When a Prince Sins
Vayikra (Leviticus 1-5 )
A morally inspiring comment, whose psychological kernel is eternally true.
We begin a new sefer this week, the third of the five books, Sefer Vayikra. This book deals mainly with the laws of the Temple and the Kohanim (priests). But it also deals with Mitzvos that make the Jewish People a "Nation of Priests."
In discussing the various offerings to be brought in the Temple, we find the following verse which relates the offering which a leader brings when he sins.
"When a Prince has sinned and has done unintentionally any of the commandments of Hashem, his God, which should not be done, and is guilty."
When a Prince sins - Rashi: An expression of "good fortune." [Implying that] fortunate is the generation whose leader is concerned to bring an atonement for his inadvertent sins, all the more so would he regret his intentional sins.
WHAT IS RASHI SAYING?
Rashi (actually, the Midrash) makes a play on words. The Torah says "When ("asher") a Prince sins" and Rashi finds this similar to the word "ashrei" which means "happy is" or "fortunate is." From that pun it is a short leap to the moral lesson about the humble, honest prince.
What would you ask here?
A Question: Granted the play on words is clever, but why the need for it? Why does Rashi cite this Drash (it is certainly not P'shat)? Rashi does not usually cite a Midrash unless there is some problem with the Torah's words. What is bothering him?
Hint: Compare our verse with other verses in this Parsha where the Torah mentions people sinning and their obligation to bring a sacrifice. (For example: Lev. 4:3; 4:13 etc.)
WHAT IS BOTHERING RASHI?
An Answer: Similar verses appear in our Parsha. They are:
"If ("im") the anointed priest should sin to bring guilt on the people etc." (Leviticus 4:3)
"If ("im") the entire congregation of Israel erred and the matter was concealed from eyes of the community etc." (Leviticus 4:13)
"If ("im") a person shall unwittingly sin, one of the ordinary people, etc." (Leviticus 4:27)
But in our verse we have:
"When ("asher") a Prince shall sin etc."
Rashi was sensitive to this deviation from the usual language used in all other instances of sacrifice-offerings in this Parsha. Thus he commented on the word "asher" which was unusual.
How does his comment explain this difference?

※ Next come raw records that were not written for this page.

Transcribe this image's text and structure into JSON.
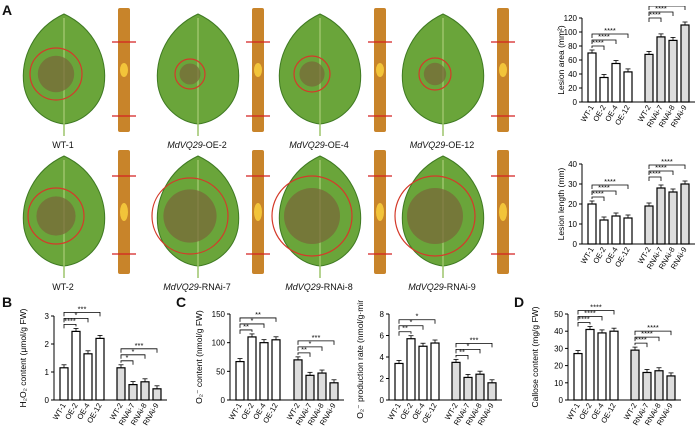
{
  "panels": {
    "A": "A",
    "B": "B",
    "C": "C",
    "D": "D"
  },
  "leaf_labels": [
    {
      "italic": "",
      "rest": "WT-1"
    },
    {
      "italic": "MdVQ29",
      "rest": "-OE-2"
    },
    {
      "italic": "MdVQ29",
      "rest": "-OE-4"
    },
    {
      "italic": "MdVQ29",
      "rest": "-OE-12"
    },
    {
      "italic": "",
      "rest": "WT-2"
    },
    {
      "italic": "MdVQ29",
      "rest": "-RNAi-7"
    },
    {
      "italic": "MdVQ29",
      "rest": "-RNAi-8"
    },
    {
      "italic": "MdVQ29",
      "rest": "-RNAi-9"
    }
  ],
  "colors": {
    "leaf": "#6aa53a",
    "leaf_dark": "#3f7a22",
    "lesion": "#7a6a3a",
    "circle": "#d43a2a",
    "stem": "#c8842a",
    "stem_lesion": "#f2c43a",
    "marker": "#d42020",
    "bar_oe": "#ffffff",
    "bar_rnai": "#dddddd"
  },
  "chart_data": [
    {
      "id": "lesion-area",
      "type": "bar",
      "ylabel": "Lesion area (mm²)",
      "ylim": [
        0,
        120
      ],
      "yticks": [
        0,
        20,
        40,
        60,
        80,
        100,
        120
      ],
      "categories": [
        "WT-1",
        "OE-2",
        "OE-4",
        "OE-12",
        "WT-2",
        "RNAi-7",
        "RNAi-8",
        "RNAi-9"
      ],
      "values": [
        70,
        35,
        55,
        43,
        68,
        93,
        88,
        110
      ],
      "brackets": [
        {
          "from": 0,
          "to": 1,
          "label": "****"
        },
        {
          "from": 0,
          "to": 2,
          "label": "****"
        },
        {
          "from": 0,
          "to": 3,
          "label": "****"
        },
        {
          "from": 4,
          "to": 5,
          "label": "****"
        },
        {
          "from": 4,
          "to": 6,
          "label": "****"
        },
        {
          "from": 4,
          "to": 7,
          "label": "****"
        }
      ]
    },
    {
      "id": "lesion-length",
      "type": "bar",
      "ylabel": "Lesion length (mm)",
      "ylim": [
        0,
        40
      ],
      "yticks": [
        0,
        10,
        20,
        30,
        40
      ],
      "categories": [
        "WT-1",
        "OE-2",
        "OE-4",
        "OE-12",
        "WT-2",
        "RNAi-7",
        "RNAi-8",
        "RNAi-9"
      ],
      "values": [
        20,
        12,
        14,
        13,
        19,
        28,
        26,
        30
      ],
      "brackets": [
        {
          "from": 0,
          "to": 1,
          "label": "****"
        },
        {
          "from": 0,
          "to": 2,
          "label": "****"
        },
        {
          "from": 0,
          "to": 3,
          "label": "****"
        },
        {
          "from": 4,
          "to": 5,
          "label": "****"
        },
        {
          "from": 4,
          "to": 6,
          "label": "****"
        },
        {
          "from": 4,
          "to": 7,
          "label": "****"
        }
      ]
    },
    {
      "id": "h2o2",
      "type": "bar",
      "ylabel": "H₂O₂ content (μmol/g FW)",
      "ylim": [
        0,
        3
      ],
      "yticks": [
        0,
        1,
        2,
        3
      ],
      "categories": [
        "WT-1",
        "OE-2",
        "OE-4",
        "OE-12",
        "WT-2",
        "RNAi-7",
        "RNAi-8",
        "RNAi-9"
      ],
      "values": [
        1.15,
        2.45,
        1.65,
        2.2,
        1.15,
        0.55,
        0.65,
        0.4
      ],
      "brackets": [
        {
          "from": 0,
          "to": 1,
          "label": "****"
        },
        {
          "from": 0,
          "to": 2,
          "label": "*"
        },
        {
          "from": 0,
          "to": 3,
          "label": "***"
        },
        {
          "from": 4,
          "to": 5,
          "label": "*"
        },
        {
          "from": 4,
          "to": 6,
          "label": "*"
        },
        {
          "from": 4,
          "to": 7,
          "label": "***"
        }
      ]
    },
    {
      "id": "o2-content",
      "type": "bar",
      "ylabel": "O₂⁻ content (nmol/g FW)",
      "ylim": [
        0,
        150
      ],
      "yticks": [
        0,
        50,
        100,
        150
      ],
      "categories": [
        "WT-1",
        "OE-2",
        "OE-4",
        "OE-12",
        "WT-2",
        "RNAi-7",
        "RNAi-8",
        "RNAi-9"
      ],
      "values": [
        67,
        110,
        100,
        105,
        70,
        43,
        47,
        30
      ],
      "brackets": [
        {
          "from": 0,
          "to": 1,
          "label": "**"
        },
        {
          "from": 0,
          "to": 2,
          "label": "*"
        },
        {
          "from": 0,
          "to": 3,
          "label": "**"
        },
        {
          "from": 4,
          "to": 5,
          "label": "**"
        },
        {
          "from": 4,
          "to": 6,
          "label": "*"
        },
        {
          "from": 4,
          "to": 7,
          "label": "***"
        }
      ]
    },
    {
      "id": "o2-rate",
      "type": "bar",
      "ylabel": "O₂⁻ production rate (nmol/g·min)",
      "ylim": [
        0,
        8
      ],
      "yticks": [
        0,
        2,
        4,
        6,
        8
      ],
      "categories": [
        "WT-1",
        "OE-2",
        "OE-4",
        "OE-12",
        "WT-2",
        "RNAi-7",
        "RNAi-8",
        "RNAi-9"
      ],
      "values": [
        3.4,
        5.7,
        5.0,
        5.3,
        3.5,
        2.1,
        2.4,
        1.6
      ],
      "brackets": [
        {
          "from": 0,
          "to": 1,
          "label": "**"
        },
        {
          "from": 0,
          "to": 2,
          "label": "*"
        },
        {
          "from": 0,
          "to": 3,
          "label": "*"
        },
        {
          "from": 4,
          "to": 5,
          "label": "**"
        },
        {
          "from": 4,
          "to": 6,
          "label": "*"
        },
        {
          "from": 4,
          "to": 7,
          "label": "***"
        }
      ]
    },
    {
      "id": "callose",
      "type": "bar",
      "ylabel": "Callose content (mg/g FW)",
      "ylim": [
        0,
        50
      ],
      "yticks": [
        0,
        10,
        20,
        30,
        40,
        50
      ],
      "categories": [
        "WT-1",
        "OE-2",
        "OE-4",
        "OE-12",
        "WT-2",
        "RNAi-7",
        "RNAi-8",
        "RNAi-9"
      ],
      "values": [
        27,
        41,
        39,
        40,
        29,
        16,
        17,
        14
      ],
      "brackets": [
        {
          "from": 0,
          "to": 1,
          "label": "****"
        },
        {
          "from": 0,
          "to": 2,
          "label": "****"
        },
        {
          "from": 0,
          "to": 3,
          "label": "****"
        },
        {
          "from": 4,
          "to": 5,
          "label": "****"
        },
        {
          "from": 4,
          "to": 6,
          "label": "****"
        },
        {
          "from": 4,
          "to": 7,
          "label": "****"
        }
      ]
    }
  ]
}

An Answer: The use of "asher" signifies a special message; that the sinning of the Prince, and his recognition and confession of his guilt, constitutes a special, rare occasion. The Prince, being the highest authority in the community, had no one above him to fear. He was the apex of communal power. No one, no power, could enforce the law upon him; no one could punish him for his crimes or misdemeanors. This is a unique situation. The ordinary citizen, even the virtuous one, lives in constant awareness, albeit unconscious, that if he is caught at a misdeed, he may be personally punished and publicly embarrassed. This has a profound deterrent effect on most people. Not so the Prince. He lives, as it were, above the law. He, being the highest authority, need not fear his underlings prosecuting or punishing him. He could dispense with them; not they with him. So, if we have a Prince, that in spite of his unchallenged power, is willing, of his own volition, to admit his guilt, this is quite unusual and significantly praiseworthy. This is the point of Rashi's comment. An example of confession by a community leader is found in the case of Judah (Genesis 38:26) where he admits to having fathered Tamar's child (children), when he could most easily have escaped detection. This courageous and righteous act of admitting his guilt entitled him to be the father of Princes - of King David and his descendants.
A UNIVERSAL TRUTH
Not long ago a president of the United States was impeached by the Congress. The most powerful man in the world was humbled, severely criticized and publicly embarrassed, all because he could not bring himself to admit to wrongdoing, all because he could not say "chatasi," "I have sinned." Hubris and the illusory power of his position, make such an admission appear to be an almost superhuman feat. Everyone would have breathed easier, everyone would have uttered a sigh of relief, everyone would have felt "fortunate" if the president would have admitted his wrongdoing.
Indeed "fortunate is the generation whose leader can admit his guilt." Rashi's lesson was true thousands of years ago, it is no less true today.